UPDATED 23:18 EDT / MAY 08 2022

EMERGING TECH

It’s time to Uber and Airbnb the telecommunications industry

Verizon, can you hear me now?

I am sounding a call to arms to shake up, break up and decentralize your old industry. I’m not alone. I’m joined by hordes of telecom geeks decentralizing giants like you, AT&T and Vodafone.

Your old ways aren’t fit for modern life. Your semi-monopolies should disintegrate like dandelions in a summer wind. From your wreckage, something prettier will grow.

Who’s with me? Ready to compost telecoms?

Wireless and internet services are too important to be done this badly. We live and die by our devices. Maslow’s hierarchy of needs now includes Wi-Fi. When I’m out of cell range, I can feel my social connections fray. My most crucial daily vitamins are C, B12 and 5G.

And yet we’ve all been burned too many times by our monthly Verizon bills. Telecoms have been hosing me and my clients for decades. Job No. 1 for them wasn’t to solve their customers’ problems, it was raking in as much money as they could. I have never seen a telecom undercharge on a bill.

How is that possible? If you’re trying to accurately price your services, you’d think you’d accidentally overcharge sometimes and undercharge other times. Happens in restaurants all the time. Yet with telecoms, the mistakes always go their way. I love when companies reduce my bill; Slack lowers the bill for users that haven’t logged in for a month. So cool.
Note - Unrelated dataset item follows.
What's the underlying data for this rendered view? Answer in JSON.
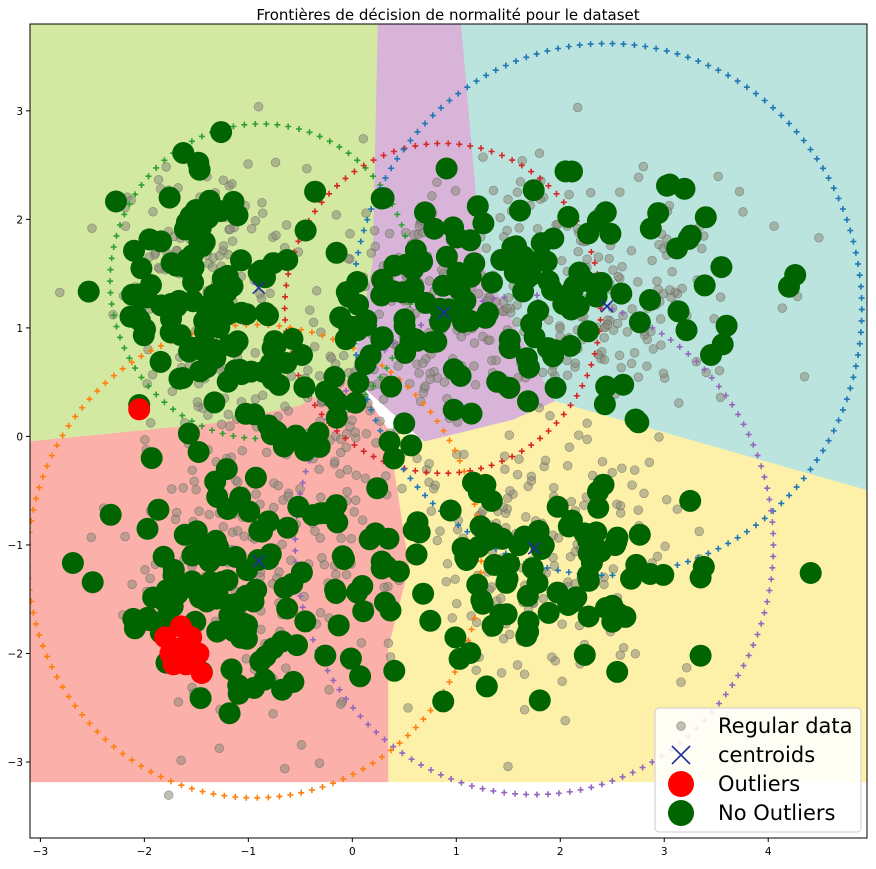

Most folks don’t know enough to fight telecom overcharges. It’s impossible to audit bills without buying specialized services. What a perverse incentive. I saved my companies billions by pointing out overcharges on our information technology contracts and telecom and hosting bills.

Telcos are extractive capitalism at its worst. It’s no wonder folks distrust telecoms, and are searching for exit routes. Telcos are as popular as poison ivy.

Net promoter scores are a standard way of measuring customer satisfaction, by ignoring the lukewarm customers and subtracting the percentage that are detractors — that is, unhappy — from those that are promoters — that is, delighted. A score of 100 is magnificent; -100 is catastrophic.

Four of the five lowest net promoter scores by industry according to Qualtrics are wireless carriers, utilities, internet service providers, and TV service providers, the components of the one-stop shopping that makes up today’s telco or cable company. According to NICE Satmetrix, the two lowest are cable/satellite TV, with an average NPS of 1, and internet service, with an average NPS of -1. This compares to department/specialty stores at 62 and tablet computers at 56!

Aren’t telecoms ashamed of themselves for how they operate? For how much of the world distrusts them? If telecoms were people, they might get dates because they’re rich, but you wouldn’t invite them to Thanksgiving.

Part of the reason for low net promoter scores is the squeeze between two desires: on the one hand, customers’ desires for unlimited bandwidth and low rates, and on the other hand, service providers’ finite network capacity and immense capital investments. However, every industry must balance the needs of demanding customers with those of stakeholders. This doesn’t explain the horrifically low customer satisfaction scores.

If telcos want to win back some of our favor, I suggest they try to elevate the way their business does business. Instead of simply trying to make the most money possible, telcos could:

  1. Make communications more accessible.

  2. Aim for positive social impact.

  3. Use their excess bandwidth to do good.

  4. Give a percentage of profits to local communities.

  5. Make their billing transparent.

Things are changing. As telecoms scooped cash out of our bank accounts, they used to be able to ignore us and abuse us. After all, they were the only game in town, the only popsicle stand in the desert. What were we gonna do? Hang tin cans from trees and build our own telecommunications network?

Finally, we can.

Market forces mean telcos can’t rely on monopoly any longer to maintain their margin. The monopoly power of big telecom is changing quickly. Telecom is getting fragmented and decentralized.

New players are coming up quickly to take telecoms apart. We are building our own networks. As one player in decentralized telecoms told Forbes, “What if someone could stick a box in their window, turn it on, and become their own cell tower all of a sudden? I hope this has started a movement towards people realizing you can do this in an open-source way without a big telco carrier.”

It’s beyond time. Who else wants to join the cause?

Tony Greenberg is a mission-driven human and lifelong entrepreneur, the founder of RampRate and Syzygy, advisory firms around sourcing and impact. He’s a top strategist for Fortune 500 companies, and now fosters and grows projects with transformative potential, including blockchain technologies that democratize access to investment, reduce the potential for corruption, create a new economy, “and elevate the way business does business.” He wrote this commentary for SiliconANGLE.